Nneka Egbuna was born in 1980 in Nigeria’s oil country to a Nigerian father and a German mother. She studied anthropology in Hamburg, and there met the Kabul-born producer DJ Farhot, with whom she has continued to work. Farhot’s online biography says that in “a rather dull backyard of the Hanseatic city south of the Elbe … socialisation with Hip Hop [took] place immediately.” Nneka herself brought hip-hop to the party, plus Fela Kuti’s Afrobeat, reggae, American R&B, and older political songs like those of Nina Simone.

The musical mix they developed grew uses these elements with an attractive freedom, and Nneka has been compared to Lauryn Hill. But she usually sings rather than raps, and it’s her voice that catches your attention first. It has three distinct layers: a prophetic sound with a low edge, a mid-range with lots of breath, and a top in which the breath is set free in flute-like improvisations. That delicate voice makes the political edge in her songs all the more effective.

Writing in what must be her third language (she has sung in Igbo as well), Nneka brings accomplished lyrics to match that totally fresh sound. One of her moves, exemplified in her hit “Heartbeat,” is to unexpectedly reveal what seems to be a love song lyric as a political comment, with the political content thus resting on the long relationship of colonized and colonizer. She can do the type of song that catalogues centuries of history, but mostly her commentary is pointed. In “Lucifer (No Doubt),” an intense fusion of reggae and Afrobeat, she addresses the materialist world: “Oh, no doubt, I’m loving you more than I love myself. With your mouth, you stole my soul so I could not love myself.”

Not all of Nneka’s music is political by any means: her virtuoso tour of styles that flourished before she was born offers many pleasures, and a song like “Shining Star” just about channels Sly Stone.

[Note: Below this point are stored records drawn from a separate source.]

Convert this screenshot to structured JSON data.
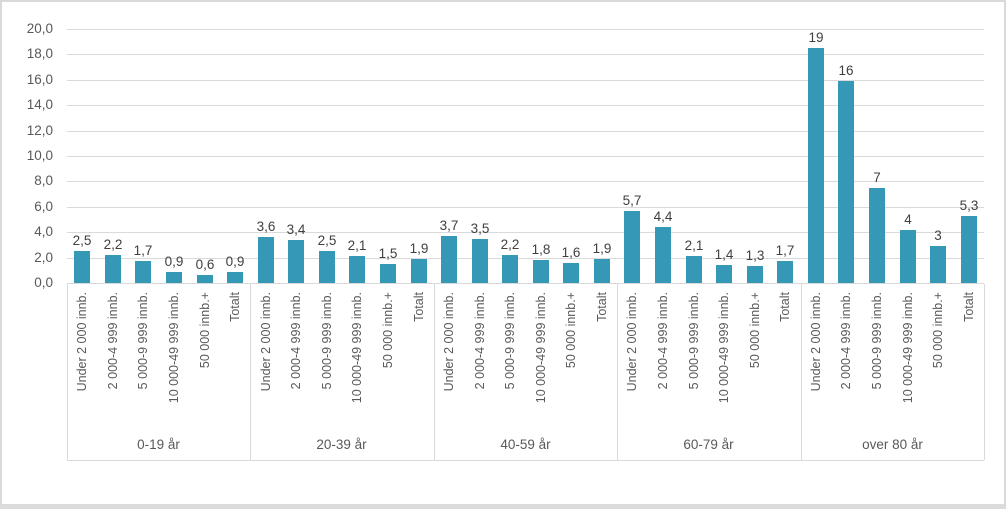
{
  "chart_data": {
    "type": "bar",
    "title": "",
    "xlabel": "",
    "ylabel": "",
    "ylim": [
      0,
      20
    ],
    "ytick_step": 2,
    "ytick_labels": [
      "0,0",
      "2,0",
      "4,0",
      "6,0",
      "8,0",
      "10,0",
      "12,0",
      "14,0",
      "16,0",
      "18,0",
      "20,0"
    ],
    "grid": true,
    "legend": "none",
    "bar_color": "#3598b7",
    "grid_color": "#dadada",
    "sub_categories": [
      "Under 2 000 innb.",
      "2 000-4 999 innb.",
      "5 000-9 999 innb.",
      "10 000-49 999 innb.",
      "50 000 innb.+",
      "Totalt"
    ],
    "groups": [
      {
        "label": "0-19 år",
        "values": [
          2.5,
          2.2,
          1.7,
          0.9,
          0.6,
          0.9
        ],
        "value_labels": [
          "2,5",
          "2,2",
          "1,7",
          "0,9",
          "0,6",
          "0,9"
        ]
      },
      {
        "label": "20-39 år",
        "values": [
          3.6,
          3.4,
          2.5,
          2.1,
          1.5,
          1.9
        ],
        "value_labels": [
          "3,6",
          "3,4",
          "2,5",
          "2,1",
          "1,5",
          "1,9"
        ]
      },
      {
        "label": "40-59 år",
        "values": [
          3.7,
          3.5,
          2.2,
          1.8,
          1.6,
          1.9
        ],
        "value_labels": [
          "3,7",
          "3,5",
          "2,2",
          "1,8",
          "1,6",
          "1,9"
        ]
      },
      {
        "label": "60-79 år",
        "values": [
          5.7,
          4.4,
          2.1,
          1.4,
          1.3,
          1.7
        ],
        "value_labels": [
          "5,7",
          "4,4",
          "2,1",
          "1,4",
          "1,3",
          "1,7"
        ]
      },
      {
        "label": "over 80 år",
        "values": [
          18.5,
          15.9,
          7.5,
          4.2,
          2.9,
          5.3
        ],
        "value_labels": [
          "19",
          "16",
          "7",
          "4",
          "3",
          "5,3"
        ]
      }
    ]
  }
}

Her pure reggae songs tend to carry spiritual lyrics rather than political ones.

Nneka has been a presence in the middle rungs of the European charts for several years. She appeared at Lilith Fair in 2010 and turned up on David Letterman, but she has so far remained little known in this country. One of the many interesting questions attending her Ark show on October 24 (see Nightspots) will be to see how her music’s considerable electronic component is realized in live performance.